In the Divine Liturgy as the priest prepares the Holy Gifts for distribution to the people he exclaims, “The Holy Gifts for the holy!” to which the people respond “One is holy, one is Lord – Jesus Christ…” We do not produce our own holiness. In we can be considered as “saints” or “holy ones” as St Paul described believers it is because we have received a share in the righteousness of the one truly Holy One, the Lord Jesus.

 

Our Own Profession of Faith

The first Christians made their climactic profession of faith in Christ at their entry into the Church. By virtue of this faith publicly professed – confessed with the mouth, in St. Paul’s words – they were baptized into Christ. The profession of faith is still recited just before baptisms. However, when the infant children of Christians became the greater number of people being baptized, the Nicene Creed, was also added to the Divine Liturgy so that we, baptized as infants, could profess our faith as adults and thereby join in the sacrifice of praise.

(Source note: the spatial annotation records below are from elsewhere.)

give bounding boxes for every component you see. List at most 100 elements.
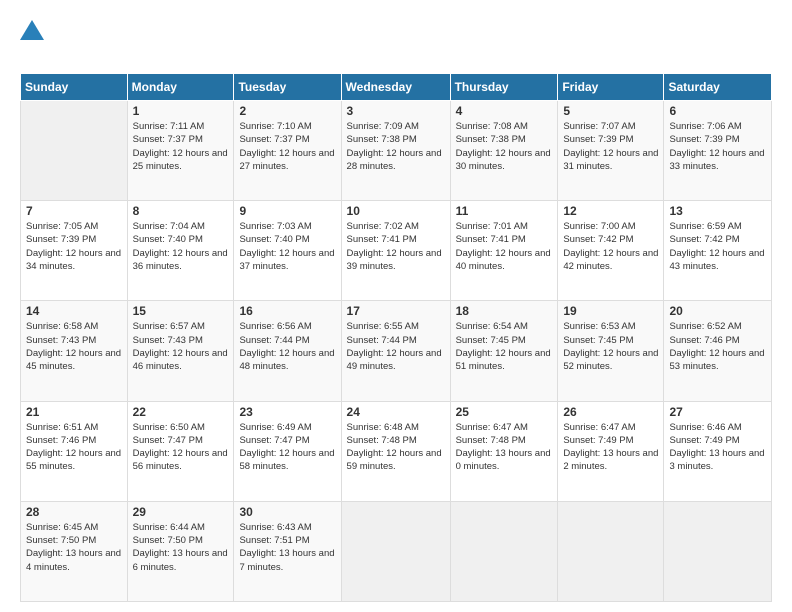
- sunset-text: Sunset: 7:38 PM: [456, 133, 553, 146]
- calendar-cell: 27Sunrise: 6:46 AMSunset: 7:49 PMDayligh…: [664, 401, 772, 501]
- sunrise-text: Sunrise: 6:57 AM: [133, 320, 229, 333]
- daylight-text: Daylight: 13 hours and 0 minutes.: [456, 447, 553, 474]
- day-info: Sunrise: 7:09 AMSunset: 7:38 PMDaylight:…: [347, 120, 445, 173]
- day-info: Sunrise: 7:03 AMSunset: 7:40 PMDaylight:…: [239, 220, 335, 273]
- sunrise-text: Sunrise: 6:50 AM: [133, 421, 229, 434]
- sunset-text: Sunset: 7:50 PM: [26, 534, 122, 547]
- calendar-cell: 10Sunrise: 7:02 AMSunset: 7:41 PMDayligh…: [341, 201, 450, 301]
- calendar-cell: 13 Sunrise: 6:59 AMSunset: 7:42 PMDayligh…: [664, 201, 772, 301]
- daylight-text: Daylight: 12 hours and 28 minutes.: [347, 147, 445, 174]
- sunset-text: Sunset: 7:49 PM: [563, 434, 658, 447]
- day-number: 13: [669, 204, 766, 218]
- page: SundayMondayTuesdayWednesdayThursdayFrid…: [0, 0, 792, 612]
- sunrise-text: Sunrise: 6:53 AM: [563, 320, 658, 333]
- day-info: Sunrise: 6:58 AMSunset: 7:43 PMDaylight:…: [26, 320, 122, 373]
- day-header-saturday: Saturday: [664, 74, 772, 101]
- day-info: Sunrise: 6:43 AMSunset: 7:51 PMDaylight:…: [239, 521, 335, 574]
- day-number: 17: [347, 304, 445, 318]
- day-info: Sunrise: 6:48 AMSunset: 7:48 PMDaylight:…: [347, 421, 445, 474]
- day-info: Sunrise: 7:04 AMSunset: 7:40 PMDaylight:…: [133, 220, 229, 273]
- day-info: Sunrise: 6:57 AMSunset: 7:43 PMDaylight:…: [133, 320, 229, 373]
- sunrise-text: Sunrise: 7:08 AM: [456, 120, 553, 133]
- day-number: 4: [456, 104, 553, 118]
- day-number: 22: [133, 405, 229, 419]
- calendar-table: SundayMondayTuesdayWednesdayThursdayFrid…: [20, 73, 772, 602]
- daylight-text: Daylight: 12 hours and 45 minutes.: [26, 347, 122, 374]
- sunset-text: Sunset: 7:48 PM: [347, 434, 445, 447]
- sunset-text: Sunset: 7:40 PM: [239, 233, 335, 246]
- day-number: 30: [239, 505, 335, 519]
- daylight-text: Daylight: 12 hours and 52 minutes.: [563, 347, 658, 374]
- day-number: 29: [133, 505, 229, 519]
- week-row-0: 1Sunrise: 7:11 AMSunset: 7:37 PMDaylight…: [21, 101, 772, 201]
- sunset-text: Sunset: 7:39 PM: [563, 133, 658, 146]
- daylight-text: Daylight: 12 hours and 43 minutes.: [669, 247, 766, 274]
- daylight-text: Daylight: 12 hours and 56 minutes.: [133, 447, 229, 474]
- sunset-text: Sunset: 7:39 PM: [26, 233, 122, 246]
- day-number: 10: [347, 204, 445, 218]
- sunrise-text: Sunrise: 7:07 AM: [563, 120, 658, 133]
- calendar-cell: 1Sunrise: 7:11 AMSunset: 7:37 PMDaylight…: [127, 101, 234, 201]
- day-info: Sunrise: 7:05 AMSunset: 7:39 PMDaylight:…: [26, 220, 122, 273]
- day-header-sunday: Sunday: [21, 74, 128, 101]
- header: [20, 20, 772, 63]
- day-info: Sunrise: 6:53 AMSunset: 7:45 PMDaylight:…: [563, 320, 658, 373]
- daylight-text: Daylight: 12 hours and 51 minutes.: [456, 347, 553, 374]
- calendar-cell: [341, 501, 450, 601]
- day-number: 25: [456, 405, 553, 419]
- sunrise-text: Sunrise: 7:06 AM: [669, 120, 766, 133]
- calendar-cell: 21 Sunrise: 6:51 AMSunset: 7:46 PMDayligh…: [21, 401, 128, 501]
- calendar-cell: [450, 501, 558, 601]
- day-info: Sunrise: 6:45 AMSunset: 7:50 PMDaylight:…: [26, 521, 122, 574]
- sunset-text: Sunset: 7:37 PM: [133, 133, 229, 146]
- sunrise-text: Sunrise: 6:56 AM: [239, 320, 335, 333]
- sunset-text: Sunset: 7:45 PM: [456, 334, 553, 347]
- sunset-text: Sunset: 7:43 PM: [26, 334, 122, 347]
- sunrise-text: Sunrise: 6:51 AM: [26, 421, 122, 434]
- calendar-cell: 19 Sunrise: 6:53 AMSunset: 7:45 PMDayligh…: [558, 301, 664, 401]
- day-number: 27: [669, 405, 766, 419]
- sunset-text: Sunset: 7:40 PM: [133, 233, 229, 246]
- sunset-text: Sunset: 7:46 PM: [26, 434, 122, 447]
- calendar-cell: 24Sunrise: 6:48 AMSunset: 7:48 PMDayligh…: [341, 401, 450, 501]
- calendar-cell: [664, 501, 772, 601]
- sunrise-text: Sunrise: 6:43 AM: [239, 521, 335, 534]
- sunrise-text: Sunrise: 6:44 AM: [133, 521, 229, 534]
- calendar-cell: 17Sunrise: 6:55 AMSunset: 7:44 PMDayligh…: [341, 301, 450, 401]
- day-number: 21: [26, 405, 122, 419]
- sunset-text: Sunset: 7:38 PM: [347, 133, 445, 146]
- sunrise-text: Sunrise: 6:45 AM: [26, 521, 122, 534]
- day-info: Sunrise: 7:01 AMSunset: 7:41 PMDaylight:…: [456, 220, 553, 273]
- calendar-cell: 28Sunrise: 6:45 AMSunset: 7:50 PMDayligh…: [21, 501, 128, 601]
- sunrise-text: Sunrise: 6:58 AM: [26, 320, 122, 333]
- logo-icon: [20, 20, 44, 42]
- day-info: Sunrise: 6:49 AMSunset: 7:47 PMDaylight:…: [239, 421, 335, 474]
- day-number: 20: [669, 304, 766, 318]
- daylight-text: Daylight: 12 hours and 55 minutes.: [26, 447, 122, 474]
- sunrise-text: Sunrise: 6:52 AM: [669, 320, 766, 333]
- day-number: 26: [563, 405, 658, 419]
- calendar-cell: 12Sunrise: 7:00 AMSunset: 7:42 PMDayligh…: [558, 201, 664, 301]
- day-info: Sunrise: 6:47 AMSunset: 7:48 PMDaylight:…: [456, 421, 553, 474]
- day-header-friday: Friday: [558, 74, 664, 101]
- day-info: Sunrise: 6:50 AMSunset: 7:47 PMDaylight:…: [133, 421, 229, 474]
- day-info: Sunrise: 7:11 AMSunset: 7:37 PMDaylight:…: [133, 120, 229, 173]
- daylight-text: Daylight: 12 hours and 59 minutes.: [347, 447, 445, 474]
- day-info: Sunrise: 7:08 AMSunset: 7:38 PMDaylight:…: [456, 120, 553, 173]
- day-number: 23: [239, 405, 335, 419]
- sunrise-text: Sunrise: 6:48 AM: [347, 421, 445, 434]
- day-info: Sunrise: 6:59 AMSunset: 7:42 PMDaylight:…: [669, 220, 766, 273]
- day-number: 19: [563, 304, 658, 318]
- sunrise-text: Sunrise: 7:03 AM: [239, 220, 335, 233]
- day-header-tuesday: Tuesday: [234, 74, 341, 101]
- sunrise-text: Sunrise: 6:47 AM: [456, 421, 553, 434]
- logo-line: [20, 20, 44, 42]
- sunset-text: Sunset: 7:37 PM: [239, 133, 335, 146]
- daylight-text: Daylight: 12 hours and 39 minutes.: [347, 247, 445, 274]
- day-header-wednesday: Wednesday: [341, 74, 450, 101]
- daylight-text: Daylight: 12 hours and 53 minutes.: [669, 347, 766, 374]
- daylight-text: Daylight: 12 hours and 27 minutes.: [239, 147, 335, 174]
- day-number: 12: [563, 204, 658, 218]
- calendar-cell: 15Sunrise: 6:57 AMSunset: 7:43 PMDayligh…: [127, 301, 234, 401]
- sunrise-text: Sunrise: 6:55 AM: [347, 320, 445, 333]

Increasingly local Churches are insisting that infants may only be baptized because of the faith of their parents, with the expectation that they be raised as Christians, allowing the seed of faith to mature in their hearts. People who bring their child to be baptized out of some social convention (such as to please grandma) are often displeased to be questioned about the state of their own faith. To clean the house of an infant’s soul and then leave it empty is an invitation to even greater evil, as Christ said (see Matthew 12:43-45).
Faith and Baptism

In c. 350 AD St Cyril of Jerusalem preached a series of catechetical lectures to the newly-baptized which included the following:

“After these things, you were led to the holy pool of Divine Baptism, as Christ was carried from the Cross to the Sepulcher which is before our eyes And each of you was asked, whether he believed in the name of the Father, and of the Son, and of the Holy Ghost, and you made that saving confession, and descended three times into the water, and ascended again; here also hinting by a symbol at the three days burial of Christ. … And at the self-same moment you were both dying and being born; and that Water of salvation was at once your grave and your mother. …

“O strange and inconceivable thing! We did not really die, we were not really buried, we were not really crucified and raised again; but our imitation was in a figure, but our salvation in reality….

“For in Christ’s case there was death in reality, for His soul was really separated from His body. There was a real burial, for His holy body was wrapped in pure linen; and everything happened really to Him; but in your case there was only a likeness of death and sufferings, whereas of salvation there was not a likeness but a reality.”